Der internationale Redakteur Jeremy Bowen stellt fest, dass autoritäre Regime tendenziell in zwei Phasen zusammenbrechen: einem allmählichen Niedergang, gefolgt von einem plötzlichen Fall, aber er glaubt, dass der Iran die letzte Phase noch nicht erreicht hat. Die jüngsten Unruhen im Iran sind zwar von Bedeutung, deuten aber laut Bowen darauf hin, dass sich das Regime noch in einer Phase des allmählichen Niedergangs befindet.

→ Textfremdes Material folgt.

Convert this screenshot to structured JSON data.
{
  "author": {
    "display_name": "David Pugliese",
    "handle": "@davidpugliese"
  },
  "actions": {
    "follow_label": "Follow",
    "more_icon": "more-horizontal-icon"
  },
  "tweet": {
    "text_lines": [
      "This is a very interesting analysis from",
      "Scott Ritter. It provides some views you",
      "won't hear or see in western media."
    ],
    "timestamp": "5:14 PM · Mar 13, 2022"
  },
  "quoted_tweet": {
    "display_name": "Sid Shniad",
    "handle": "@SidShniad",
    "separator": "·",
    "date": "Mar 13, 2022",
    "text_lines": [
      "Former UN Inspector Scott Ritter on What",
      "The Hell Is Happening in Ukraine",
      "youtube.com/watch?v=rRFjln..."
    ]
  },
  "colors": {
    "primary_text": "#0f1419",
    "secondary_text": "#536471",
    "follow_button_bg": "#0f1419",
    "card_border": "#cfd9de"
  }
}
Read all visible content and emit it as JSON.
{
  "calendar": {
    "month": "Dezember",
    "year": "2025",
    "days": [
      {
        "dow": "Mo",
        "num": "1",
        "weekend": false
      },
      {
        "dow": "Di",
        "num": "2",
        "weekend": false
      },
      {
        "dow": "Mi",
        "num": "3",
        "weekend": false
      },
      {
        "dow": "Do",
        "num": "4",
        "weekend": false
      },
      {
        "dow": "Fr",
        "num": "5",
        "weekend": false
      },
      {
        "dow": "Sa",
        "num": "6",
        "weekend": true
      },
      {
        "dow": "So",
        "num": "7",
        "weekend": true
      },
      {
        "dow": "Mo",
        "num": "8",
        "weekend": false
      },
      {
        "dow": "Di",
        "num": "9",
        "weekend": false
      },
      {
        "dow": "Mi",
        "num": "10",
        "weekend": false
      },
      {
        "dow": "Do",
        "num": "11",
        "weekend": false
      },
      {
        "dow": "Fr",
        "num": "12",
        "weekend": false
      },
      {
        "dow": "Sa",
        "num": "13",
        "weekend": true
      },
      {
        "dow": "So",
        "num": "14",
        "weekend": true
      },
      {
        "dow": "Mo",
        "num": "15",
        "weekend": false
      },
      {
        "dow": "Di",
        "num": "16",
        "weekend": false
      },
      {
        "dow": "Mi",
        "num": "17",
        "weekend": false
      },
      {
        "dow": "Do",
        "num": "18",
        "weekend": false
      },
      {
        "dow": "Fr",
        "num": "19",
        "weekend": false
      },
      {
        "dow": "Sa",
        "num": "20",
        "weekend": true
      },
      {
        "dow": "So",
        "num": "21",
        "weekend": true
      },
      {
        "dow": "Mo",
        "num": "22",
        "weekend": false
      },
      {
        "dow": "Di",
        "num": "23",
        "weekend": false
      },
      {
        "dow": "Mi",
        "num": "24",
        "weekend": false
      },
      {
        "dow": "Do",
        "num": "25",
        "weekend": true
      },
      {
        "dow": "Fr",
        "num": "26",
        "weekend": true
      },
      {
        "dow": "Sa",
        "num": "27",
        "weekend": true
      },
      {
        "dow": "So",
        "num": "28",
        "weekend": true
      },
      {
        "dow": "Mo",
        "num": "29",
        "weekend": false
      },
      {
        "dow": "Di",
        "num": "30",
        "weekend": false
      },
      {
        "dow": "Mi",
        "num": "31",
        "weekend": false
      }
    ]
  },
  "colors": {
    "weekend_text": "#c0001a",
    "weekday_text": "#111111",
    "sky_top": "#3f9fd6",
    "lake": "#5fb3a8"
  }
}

Die jüngste Protestwelle verstärkt den bestehenden Druck auf die iranische Regierung, die in den letzten Jahren militärische Rückschläge durch die USA und Israel hinnehmen musste. Noch bedeutender ist, dass die internationalen Sanktionen sich negativ auf die iranische Wirtschaft ausgewirkt und die Nöte der einfachen Iraner verschärft haben. Im September setzten Großbritannien, Deutschland und Frankreich alle UN-Sanktionen wieder in Kraft, die im Rahmen des Atomabkommens von 2015 aufgehoben worden waren, was den Iran wirtschaftlich weiter isolierte.
Die wirtschaftliche Notlage des Iran spiegelt sich in der steigenden Inflation der Lebensmittelpreise wider, die im Jahr 2025 70 % überstieg, sowie im Rekordtief des iranischen Rial im Dezember. Dieser wirtschaftliche Druck hat die öffentliche Unzufriedenheit angeheizt und zu den jüngsten Protesten beigetragen.
Bowen zieht eine Parallele zu Ernest Hemingways Beobachtung über den Bankrott, "allmählich, dann plötzlich", um die potenzielle Entwicklung autoritärer Regime zu veranschaulichen. Während die Demonstranten im Iran und ihre Unterstützer im Ausland hoffen, dass das islamische Regime kurz vor dem Zusammenbruch steht, deutet Bowen an, dass die Beweise darauf hindeuten, dass es sich noch in der allmählichen Phase des Niedergangs befindet.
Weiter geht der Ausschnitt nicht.